Met betrekking tot voorwaarde (c) uit artikel 6, lid 3, IFR:

(i) De overeenkomsten tussen de groepsentiteiten als bedoeld in artikel 6, lid 3, IFR;

(ii) Een juridische opinie van een derde partij of een interne juridische afdeling van de beleggingsonderneming en geaccordeerd door het bestuur van de beleggingsonderneming, die bevestigt dat het vrije verkeer van middelen niet onderhevig is aan voorwaarden die de uitoefening ervan voorkomen of hinderen;

(iii) Bewijs dat deze overeenkomsten niet kunnen worden beëindigd, tenzij de ontheffing wordt ingetrokken of met een 6-maands opzegtermijn met verplichte voorafgaande notificatie aan DNB.
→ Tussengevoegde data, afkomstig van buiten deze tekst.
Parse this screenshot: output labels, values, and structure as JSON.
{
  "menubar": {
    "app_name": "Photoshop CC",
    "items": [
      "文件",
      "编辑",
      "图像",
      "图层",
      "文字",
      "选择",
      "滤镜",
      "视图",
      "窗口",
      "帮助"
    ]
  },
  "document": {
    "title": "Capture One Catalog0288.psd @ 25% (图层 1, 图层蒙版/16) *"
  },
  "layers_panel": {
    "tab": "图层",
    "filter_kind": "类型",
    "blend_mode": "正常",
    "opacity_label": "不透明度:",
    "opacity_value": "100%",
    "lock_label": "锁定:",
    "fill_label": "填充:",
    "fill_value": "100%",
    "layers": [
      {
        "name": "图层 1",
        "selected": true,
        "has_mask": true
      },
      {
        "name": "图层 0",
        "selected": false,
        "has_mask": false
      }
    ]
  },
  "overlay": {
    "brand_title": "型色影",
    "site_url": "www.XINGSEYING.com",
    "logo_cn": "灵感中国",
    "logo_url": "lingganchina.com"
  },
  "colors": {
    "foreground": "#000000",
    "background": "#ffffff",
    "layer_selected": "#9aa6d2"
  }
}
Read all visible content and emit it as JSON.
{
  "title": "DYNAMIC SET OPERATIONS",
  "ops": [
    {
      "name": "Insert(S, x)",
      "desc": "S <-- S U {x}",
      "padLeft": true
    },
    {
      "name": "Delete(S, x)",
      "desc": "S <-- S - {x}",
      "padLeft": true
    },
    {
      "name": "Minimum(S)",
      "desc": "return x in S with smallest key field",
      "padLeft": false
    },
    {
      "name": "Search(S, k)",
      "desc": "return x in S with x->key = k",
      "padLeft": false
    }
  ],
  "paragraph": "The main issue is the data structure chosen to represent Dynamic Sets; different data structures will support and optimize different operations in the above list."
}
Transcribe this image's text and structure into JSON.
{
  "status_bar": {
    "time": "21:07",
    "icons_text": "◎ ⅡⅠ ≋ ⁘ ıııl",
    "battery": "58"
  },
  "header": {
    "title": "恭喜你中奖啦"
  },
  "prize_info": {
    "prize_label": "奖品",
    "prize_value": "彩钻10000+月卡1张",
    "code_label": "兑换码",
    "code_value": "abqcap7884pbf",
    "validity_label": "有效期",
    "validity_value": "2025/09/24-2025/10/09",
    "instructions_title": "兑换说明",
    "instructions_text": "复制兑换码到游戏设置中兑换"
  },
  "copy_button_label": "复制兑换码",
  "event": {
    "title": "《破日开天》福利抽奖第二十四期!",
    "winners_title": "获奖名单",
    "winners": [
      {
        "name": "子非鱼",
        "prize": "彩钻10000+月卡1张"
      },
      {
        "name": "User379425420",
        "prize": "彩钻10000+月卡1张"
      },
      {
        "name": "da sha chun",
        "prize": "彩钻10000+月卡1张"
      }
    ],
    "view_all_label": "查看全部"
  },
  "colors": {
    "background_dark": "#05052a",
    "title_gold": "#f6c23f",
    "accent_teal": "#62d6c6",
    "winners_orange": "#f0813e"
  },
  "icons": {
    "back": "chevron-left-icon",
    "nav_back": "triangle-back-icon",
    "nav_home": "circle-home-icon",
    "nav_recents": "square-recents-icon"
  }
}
Met betrekking tot voorwaarde (d) uit artikel 6, lid 3, IFR:

(i) Een juridische opinie van een derde partij of een interne juridische afdeling van de beleggingsonderneming en geaccordeerd door het bestuur van de beleggingsonderneming, die bevestigt dat er geen sprake is van juridische belemmeringen, bijvoorbeeld met betrekking tot nationaal insolventierecht;

(ii) Een interne beoordeling door de beleggingsonderneming die concludeert dat er geen materiële praktische of juridische belemmeringen zijn voor de naleving van de overeenkomsten als bedoeld in artikel 6, lid 3, IFR en die bevestigt dat de ontheffing is meegenomen in (indien beschikbaar) het herstelplan en de groepsovereenkomst voor financiële steun.

DNB zal toetsen of de aanvraag voldoet aan de voorwaarden van artikel 6, lid 3, IFR en op basis daarvan besluiten of er een ontheffing kan worden verleend aan de beleggingsonderneming ten aanzien van de toepassing van de liquiditeitseis op individueel niveau.